Who is watching the watchmen of the United Kingdom?

What does the resignation of PM’s ethics adviser Lord Geidt – and the little impact it had – tells us about executive power in Britain?

Lord Geidt
Lord Geidt's departure has barely registered outside the political and media class, and even their attention has quickly moved on, writes Allen Green [Getty Images]

There is a Latin maxim from Juvenal, “quis custodiet ipsos custodes” (who shall guard the guardians). The greatest of all comic book writers, Alan Moore, translated it as “who is watching the watchmen”. It is a problem every constitutional order – ancient and modern, and real or imagined – has to address, and solutions are invariably elusive.

In the United Kingdom, we have the office of the prime minister. It is a curious position, despite its manifest importance. The role is hardly recognised in law, and there are few acts of parliament that even mention it. The powers of the prime minister come from the confluence of what flows from two constitutional sources.

The first is the royal prerogative. This contains the theoretical right of the monarch to organise the state. In practice, it means that the prime minister of the day can appoint or sack ministers, control the business of the cabinet and even decide what other ministers are told or not told.

The second is the supremacy of parliament. This means that the government of the day will usually have control over what legislation is passed and what revenues are raised.

A prime minister in command of both government and parliament has therefore the greatest gift that the constitution of the UK can bestow.

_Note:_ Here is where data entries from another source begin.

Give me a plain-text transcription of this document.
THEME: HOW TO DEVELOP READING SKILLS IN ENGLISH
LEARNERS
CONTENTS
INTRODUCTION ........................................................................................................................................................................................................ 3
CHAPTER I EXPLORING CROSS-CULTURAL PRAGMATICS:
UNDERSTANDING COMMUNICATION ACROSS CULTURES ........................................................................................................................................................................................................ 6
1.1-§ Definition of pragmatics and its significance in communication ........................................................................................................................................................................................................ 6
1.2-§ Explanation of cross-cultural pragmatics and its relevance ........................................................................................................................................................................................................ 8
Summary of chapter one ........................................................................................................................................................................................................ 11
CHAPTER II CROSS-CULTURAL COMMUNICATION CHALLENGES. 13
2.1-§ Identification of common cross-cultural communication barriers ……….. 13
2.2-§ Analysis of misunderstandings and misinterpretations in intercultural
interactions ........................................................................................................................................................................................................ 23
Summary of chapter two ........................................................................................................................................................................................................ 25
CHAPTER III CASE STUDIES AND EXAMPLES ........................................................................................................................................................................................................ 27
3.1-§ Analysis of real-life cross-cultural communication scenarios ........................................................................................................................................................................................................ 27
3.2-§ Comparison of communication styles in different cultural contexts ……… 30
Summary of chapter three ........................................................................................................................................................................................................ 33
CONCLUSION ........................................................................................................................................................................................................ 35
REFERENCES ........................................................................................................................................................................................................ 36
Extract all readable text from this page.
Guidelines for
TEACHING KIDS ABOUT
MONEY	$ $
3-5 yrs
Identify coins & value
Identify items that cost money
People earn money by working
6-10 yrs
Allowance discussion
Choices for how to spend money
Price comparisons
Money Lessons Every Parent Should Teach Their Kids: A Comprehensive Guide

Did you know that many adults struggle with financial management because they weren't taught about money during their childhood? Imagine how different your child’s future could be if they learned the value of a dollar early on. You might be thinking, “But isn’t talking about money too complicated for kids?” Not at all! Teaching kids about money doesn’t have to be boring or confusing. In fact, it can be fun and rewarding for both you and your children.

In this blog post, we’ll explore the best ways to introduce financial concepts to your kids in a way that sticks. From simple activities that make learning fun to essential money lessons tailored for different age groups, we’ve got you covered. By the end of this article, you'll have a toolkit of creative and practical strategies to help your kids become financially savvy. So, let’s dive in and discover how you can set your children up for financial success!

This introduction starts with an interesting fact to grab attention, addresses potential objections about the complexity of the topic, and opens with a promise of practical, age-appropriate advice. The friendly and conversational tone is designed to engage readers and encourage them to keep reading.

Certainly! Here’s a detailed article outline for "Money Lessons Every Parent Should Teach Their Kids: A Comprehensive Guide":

But so as to keep this absolute power from corrupting the executive absolutely, various devices have been attempted from time to time. One is the so-called “Ministerial Code”, which sets out rules on ministerial conduct, with its own specialist adviser, who will be a distinguished and independent public servant.

The problem is that the code and the adviser have no autonomy. The code is whatever the prime minister says it says. The code, like the adviser, is a creature of the prime minister. No investigations can be instigated against prime ministerial opposition, and the adviser cannot insist on getting their way. The distinguished public servant becomes not a servant of the public, but of the prime minister.

The ignored or frustrated adviser on ministerial conduct is left with one real power: the manner of their departure. For it is only by their resignation that they can make a noise that can be heard by others in the political and media class so as to warn something serious is up.

And the unexpected resignation last week by the latest such adviser to Prime Minister Boris Johnson certainly did make a noise, for a short while. The departing adviser Christopher Geidt also set out expressly the reason for this resignation. The prime minister, Lord Geidt said, wanted to deliberately break the Ministerial Code. This was not an accidental incident of non-compliance, but deliberate and in the face of serious objections.

This resignation should have been a political sensation, triggering a crisis and perhaps the prime minister’s resignation. But the departure has barely registered outside the political and media class, and even their attention has quickly moved on. The resignation should have raised an alarm: in the end, it raised hardly a murmur.

The prime minister and his supporters have, in effect, just shrugged at this resignation. Indeed, instead of resigning, the prime minister now seeks to rid himself of this turbulent form of oversight.

The devices of the Ministerial Code and of its adviser were only ever fig-leaves, obscuring the true nature of the raw executive power beneath.

And so the ancient and modern problem endures: how do you guard against those in power? Who watches those who watch you?

The views expressed in this article are the author’s own and do not necessarily reflect Al Jazeera’s editorial stance.